Panic erupted in my veins, and I jumped away, slamming my back against the door, the handle digging into my spine. Slapping at his hand, I attempted—and failed—to duck out from under his arm. “Get the fuck off me!”
And still.
He did. Not. Move.
I was boxed in between his brick-wall frame and the car, Sugar going nuts on the other side of the glass. My fight-or-flight response exploded inside me, but there was no escape. My phone was still in the car, along with my purse and the mace this very man had given me to protect myself with when I showed houses.
I drew in a deep breath, praying the boost of oxygen would calm the panic quickly spiraling out of control.
It was Mark.
It was just Mark.
It was just fucking Mark acting like an asshole, throwing a temper tantrum. Why? I did not know, but he would never hurt me.
“You’re scaring me,” I whispered, switching gears and hoping to appeal to the softer side of him. Wherever it currently was.
His stone face didn’t even falter. “You don’t think I’ve been scared? Watching you fall in love with that bastard day after day, over and over again like I’m stuck in some kind of Groundhog Day loop. It doesn’t matter what I do, Remi, or how many times I do it. You always run back to him.”
I shook my head rapidly. “What are you talking about? I’m not running back to anybody. I’m trying to get away. I stopped at Bowen’s to tell him I was moving to Savannah. I was coming home to tell you the same thing. But now you’re freaking me out. I just want to—”
Nothing else made it out of my mouth before the back of his hand slammed down hard against my face.
“You’re not fucking moving anywhere!” he bellowed.
Pain exploded in my cheek and my vision tunneled as the coppery tang of blood filled my mouth. Unable to keep my feet underneath me, I listed to the side, teetering on the edge of consciousness.
Maybe it was wishful thinking.
Maybe it was denial.
Maybe my brain wasn’t operating on all cylinders, but I knew without a shadow of a doubt he would catch me.
It was Mark for God’s sake.
He would never hurt me.
That was the last thought I had as my head cracked against the concrete driveway, Sugar’s frantic barks fading away into eerie silence.
Bowen
Flat on my back, I stared at my bedroom ceiling from the floor, a box full of Remi’s belongings beside me. Well, Remi and Sally’s belongings.
No matter how mad she got when I referred to Sally as a separate person, that was exactly who she was to me. A beautiful, troubled woman I had loved and cherished every day of our nine months together.
A woman who had died.
Sally had never been more real to me.
After slicing my wrist, I’d gotten on a pretty serious mental health regimen. My doctors were amazing, setting me up with antidepressants that gifted me with a reprieve from the overflowing emotions I couldn’t seem to turn off. I started weekly visits with a therapist who encouraged me to attend an after-hours grief counseling group he ran. I went because I knew I needed the help, but listening to the loss of others did not make my own any easier. If anything, it only made me more bitter.

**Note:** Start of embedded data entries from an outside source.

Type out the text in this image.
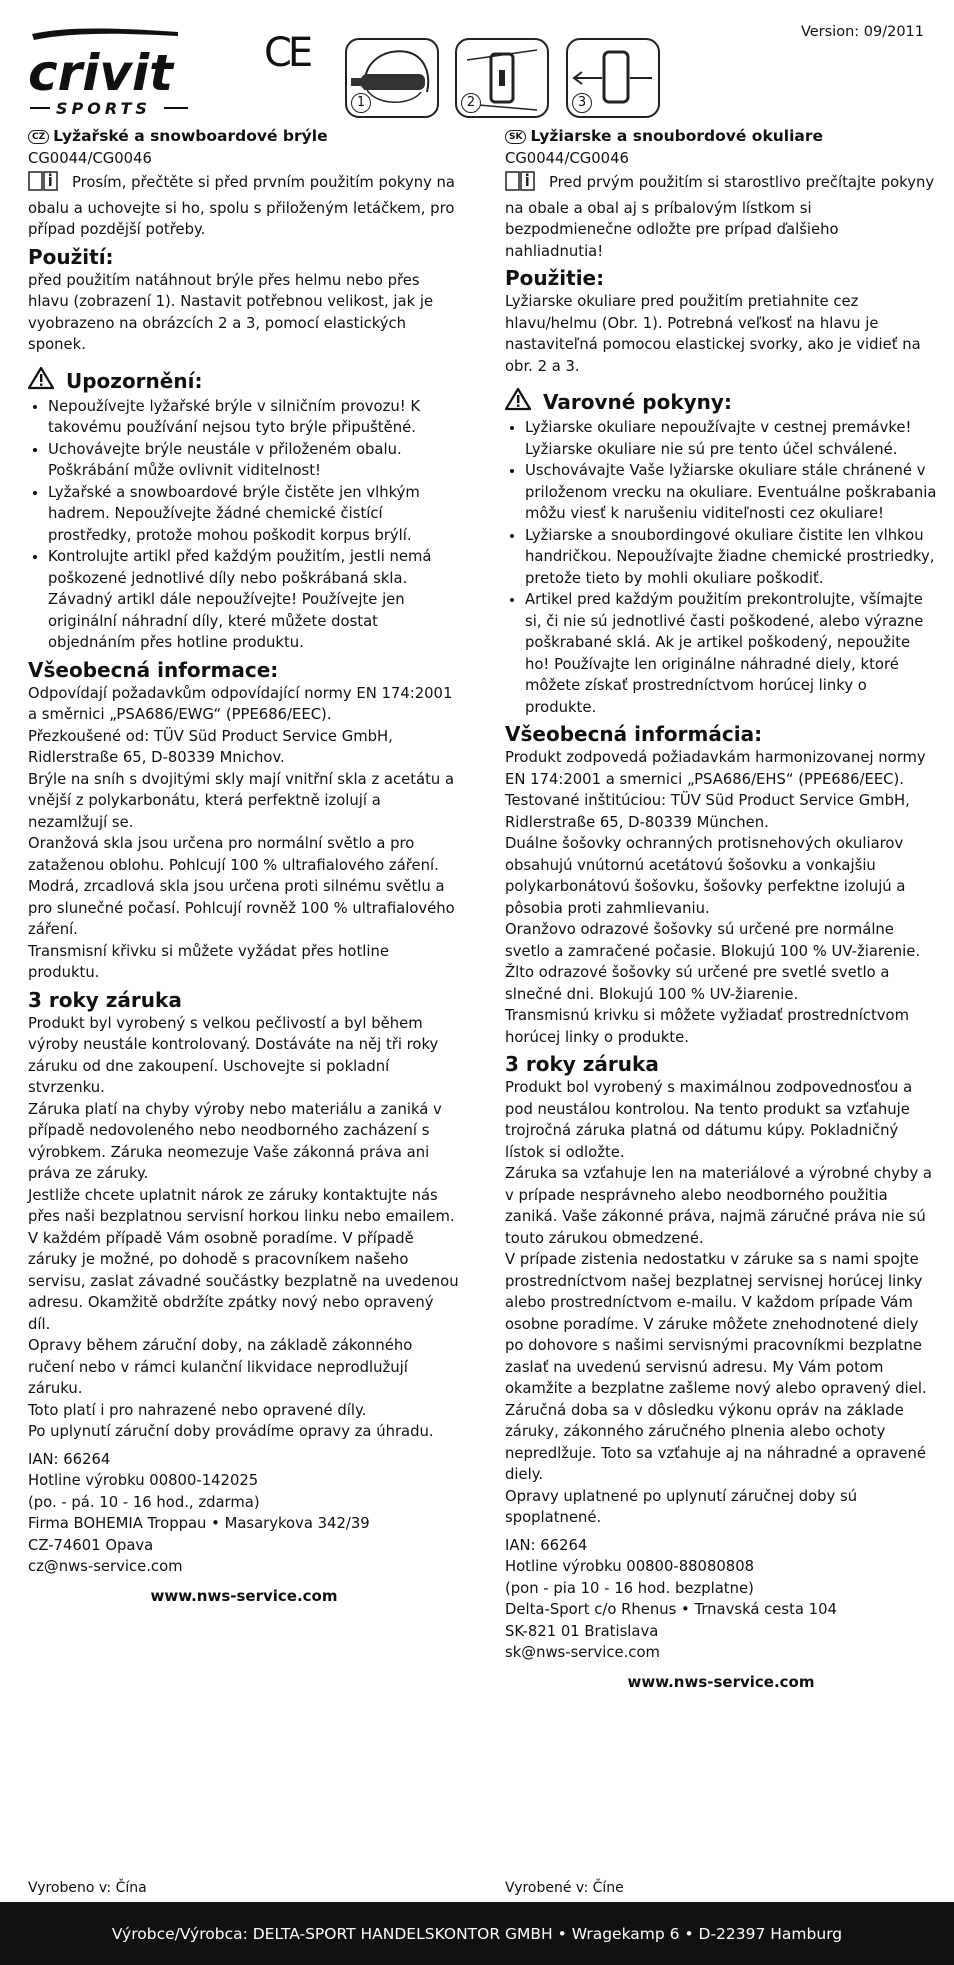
crivit
SPORTS
CE
1	2	3
Version: 09/2011
CZ Lyžařské a snowboardové brýle

CG0044/CG0046

Prosím, přečtěte si před prvním použitím pokyny na obalu a uchovejte si ho, spolu s přiloženým letáčkem, pro případ pozdější potřeby.

Použití:

před použitím natáhnout brýle přes helmu nebo přes hlavu (zobrazení 1). Nastavit potřebnou velikost, jak je vyobrazeno na obrázcích 2 a 3, pomocí elastických sponek.

Upozornění:
• Nepoužívejte lyžařské brýle v silničním provozu! K takovému používání nejsou tyto brýle připuštěné.
• Uchovávejte brýle neustále v přiloženém obalu. Poškrábání může ovlivnit viditelnost!
• Lyžařské a snowboardové brýle čistěte jen vlhkým hadrem. Nepoužívejte žádné chemické čistící prostředky, protože mohou poškodit korpus brýlí.
• Kontrolujte artikl před každým použitím, jestli nemá poškozené jednotlivé díly nebo poškrábaná skla. Závadný artikl dále nepoužívejte! Používejte jen originální náhradní díly, které můžete dostat objednáním přes hotline produktu.
Všeobecná informace:

Odpovídají požadavkům odpovídající normy EN 174:2001 a směrnici „PSA686/EWG“ (PPE686/EEC).

Přezkoušené od: TÜV Süd Product Service GmbH, Ridlerstraße 65, D-80339 Mnichov.

Brýle na sníh s dvojitými skly mají vnitřní skla z acetátu a vnější z polykarbonátu, která perfektně izolují a nezamlžují se.

Oranžová skla jsou určena pro normální světlo a pro zataženou oblohu. Pohlcují 100 % ultrafialového záření.

Modrá, zrcadlová skla jsou určena proti silnému světlu a pro slunečné počasí. Pohlcují rovněž 100 % ultrafialového záření.

Transmisní křivku si můžete vyžádat přes hotline produktu.

3 roky záruka

Produkt byl vyrobený s velkou pečlivostí a byl během výroby neustále kontrolovaný. Dostáváte na něj tři roky záruku od dne zakoupení. Uschovejte si pokladní stvrzenku.

Záruka platí na chyby výroby nebo materiálu a zaniká v případě nedovoleného nebo neodborného zacházení s výrobkem. Záruka neomezuje Vaše zákonná práva ani práva ze záruky.

Jestliže chcete uplatnit nárok ze záruky kontaktujte nás přes naši bezplatnou servisní horkou linku nebo emailem.

V každém případě Vám osobně poradíme. V případě záruky je možné, po dohodě s pracovníkem našeho servisu, zaslat závadné součástky bezplatně na uvedenou adresu. Okamžitě obdržíte zpátky nový nebo opravený díl.

Opravy během záruční doby, na základě zákonného ručení nebo v rámci kulanční likvidace neprodlužují záruku.

Toto platí i pro nahrazené nebo opravené díly.

Po uplynutí záruční doby provádíme opravy za úhradu.

IAN: 66264

Hotline výrobku 00800-142025

(po. - pá. 10 - 16 hod., zdarma)

Firma BOHEMIA Troppau • Masarykova 342/39

CZ-74601 Opava

cz@nws-service.com

www.nws-service.com
SK Lyžiarske a snoubordové okuliare

CG0044/CG0046

Pred prvým použitím si starostlivo prečítajte pokyny na obale a obal aj s príbalovým lístkom si bezpodmienečne odložte pre prípad ďalšieho nahliadnutia!

Použitie:

Lyžiarske okuliare pred použitím pretiahnite cez hlavu/helmu (Obr. 1). Potrebná veľkosť na hlavu je nastaviteľná pomocou elastickej svorky, ako je vidieť na obr. 2 a 3.

Varovné pokyny:
• Lyžiarske okuliare nepoužívajte v cestnej premávke! Lyžiarske okuliare nie sú pre tento účel schválené.
• Uschovávajte Vaše lyžiarske okuliare stále chránené v priloženom vrecku na okuliare. Eventuálne poškrabania môžu viesť k narušeniu viditeľnosti cez okuliare!
• Lyžiarske a snoubordingové okuliare čistite len vlhkou handričkou. Nepoužívajte žiadne chemické prostriedky, pretože tieto by mohli okuliare poškodiť.
• Artikel pred každým použitím prekontrolujte, všímajte si, či nie sú jednotlivé časti poškodené, alebo výrazne poškrabané sklá. Ak je artikel poškodený, nepoužite ho! Používajte len originálne náhradné diely, ktoré môžete získať prostredníctvom horúcej linky o produkte.
Všeobecná informácia:

Produkt zodpovedá požiadavkám harmonizovanej normy EN 174:2001 a smernici „PSA686/EHS“ (PPE686/EEC).

Testované inštitúciou: TÜV Süd Product Service GmbH, Ridlerstraße 65, D-80339 München.

Duálne šošovky ochranných protisnehových okuliarov obsahujú vnútornú acetátovú šošovku a vonkajšiu polykarbonátovú šošovku, šošovky perfektne izolujú a pôsobia proti zahmlievaniu.

Oranžovo odrazové šošovky sú určené pre normálne svetlo a zamračené počasie. Blokujú 100 % UV-žiarenie.

Žlto odrazové šošovky sú určené pre svetlé svetlo a slnečné dni. Blokujú 100 % UV-žiarenie.

Transmisnú krivku si môžete vyžiadať prostredníctvom horúcej linky o produkte.

3 roky záruka

Produkt bol vyrobený s maximálnou zodpovednosťou a pod neustálou kontrolou. Na tento produkt sa vzťahuje trojročná záruka platná od dátumu kúpy. Pokladničný lístok si odložte.

Záruka sa vzťahuje len na materiálové a výrobné chyby a v prípade nesprávneho alebo neodborného použitia zaniká. Vaše zákonné práva, najmä záručné práva nie sú touto zárukou obmedzené.

V prípade zistenia nedostatku v záruke sa s nami spojte prostredníctvom našej bezplatnej servisnej horúcej linky alebo prostredníctvom e-mailu. V každom prípade Vám osobne poradíme. V záruke môžete znehodnotené diely po dohovore s našimi servisnými pracovníkmi bezplatne zaslať na uvedenú servisnú adresu. My Vám potom okamžite a bezplatne zašleme nový alebo opravený diel.

Záručná doba sa v dôsledku výkonu opráv na základe záruky, zákonného záručného plnenia alebo ochoty nepredlžuje. Toto sa vzťahuje aj na náhradné a opravené diely.

Opravy uplatnené po uplynutí záručnej doby sú spoplatnené.

IAN: 66264

Hotline výrobku 00800-88080808

(pon - pia 10 - 16 hod. bezplatne)

Delta-Sport c/o Rhenus • Trnavská cesta 104

SK-821 01 Bratislava

sk@nws-service.com

www.nws-service.com
Vyrobeno v: Čína	Vyrobené v: Číne
Výrobce/Výrobca: DELTA-SPORT HANDELSKONTOR GMBH • Wragekamp 6 • D-22397 Hamburg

Those people mourned a loved one who was no longer alive. In a lot of ways, that seemed easier. I was stuck in this weird limbo of knowing she was out there but lost to me all the same. Each time I left my house, I looked for her. Wondered if that would be the day I’d finally run into her. I saw her face in crowds. Heard her laugh when there was no one around. I couldn’t step outside without the wind whispering my name in her voice. She was a ghost who haunted my every breath. There was no closure to be had because I knew, if I just went to her, I could end my suffering altogether. Only I feared that it would reignite hers.
My therapist had come up with the idea to separate the difference between Remi and Sally. To mourn the loss of one while celebrating the life of another. Desperate not to lose her own son to the darkness, my mom had been all over it. She’d thrown a huge party for our family, including a whole damn tree she’d planted in her backyard. I’d balked at the idea of a celebration of life at first. It seemed so stupid and pointless. However, as Tyson, Cassidy, my parents, and I all sat around telling stories, both hilarious and heartbreaking, I had to admit that it eased the ache inside my chest.
And now, as I lay on my floor of my bedroom after packing up her belongings so I could deliver them to her house, I was faced with the paralyzing task of welcoming that pain once again. For two months, I’d had her back. Two of the most magical months of my life. Losing her felt like I was being torn in half all over again.